La tarde era plomiza, de cielo encapotado y amenazante de orvallu, o sea rabiosamente asturiana. Íbamos llegando al cementerio de Llanes para despedir a Julio. Nos saludábamos cuando enseguida habló Miguel, uno de los hijos de Julio. Recordó que a su padre le gustaba la gaita, pero no como la tocan ahora, en grupo más o menos atronador, sino la que él llamaba gaita anarco-solitaria, o sea la que suena sola, lejana, con un llanto que viene de la quintana o del pequeño valle entre dos cuetos. Me encuentro con gentes sencillas, amigos, como Pepín “el de Nicasio”, Rosa Peña, y con su viuda, Inés. También están próceres del socialismo, como Pedro de Silva, Antonio Trevín o María Izquierdo. Escuchamos en silencio a Miguel Gavito, que habla bien, con palabras enteras, sin asomo de cursilería ni sensiblería, como a Julio le hubiera gustado.
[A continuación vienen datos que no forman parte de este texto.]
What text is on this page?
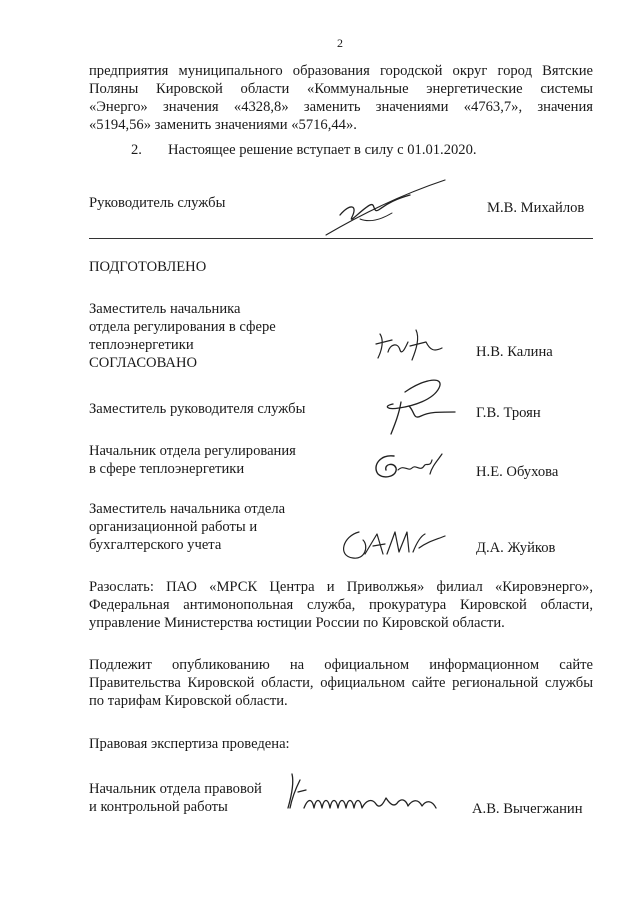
2
предприятия муниципального образования городской округ город Вятские
Поляны Кировской области «Коммунальные энергетические системы
«Энерго» значения «4328,8» заменить значениями «4763,7», значения
«5194,56» заменить значениями «5716,44».
2. Настоящее решение вступает в силу с 01.01.2020.
Руководитель службы	М.В. Михайлов
ПОДГОТОВЛЕНО
Заместитель начальника
отдела регулирования в сфере
теплоэнергетики	Н.В. Калина
СОГЛАСОВАНО
Заместитель руководителя службы	Г.В. Троян
Начальник отдела регулирования
в сфере теплоэнергетики	Н.Е. Обухова
Заместитель начальника отдела
организационной работы и
бухгалтерского учета	Д.А. Жуйков
Разослать: ПАО «МРСК Центра и Приволжья» филиал «Кировэнерго»,
Федеральная антимонопольная служба, прокуратура Кировской области,
управление Министерства юстиции России по Кировской области.
Подлежит опубликованию на официальном информационном сайте
Правительства Кировской области, официальном сайте региональной службы
по тарифам Кировской области.
Правовая экспертиза проведена:
Начальник отдела правовой
и контрольной работы	А.В. Вычегжанин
De improviso sonó una gaita de las de “por libre”, rural, lejana. Sufro de improviso un brusco respingo emotivo que me produce un involuntario gemido que es perfectamente audible en el silencio del cementerio. La gente me mira, aunque pronto las miradas se diversifican pues no he sido el único. Recuerdo la asturianía de Julio, nacida y mecida en Aller y en las cuencas; desarrollada en Oviedo y perfilada en Llanes.
Mina, mar y cultura como le gustaba a nuestro gran ingeniero, gran hombre y gran amigo. Se van formando pequeños corros de despedida. En todos nos preguntamos si el Nordeste aguantará el orvallu y los paraguas seguirán cerrados. Cuando el llanto de la gaita se difumina y se ahoga en el “ronquín” el recuerdo de Julio, lejano y próximo, como la gaita también nos ahoga.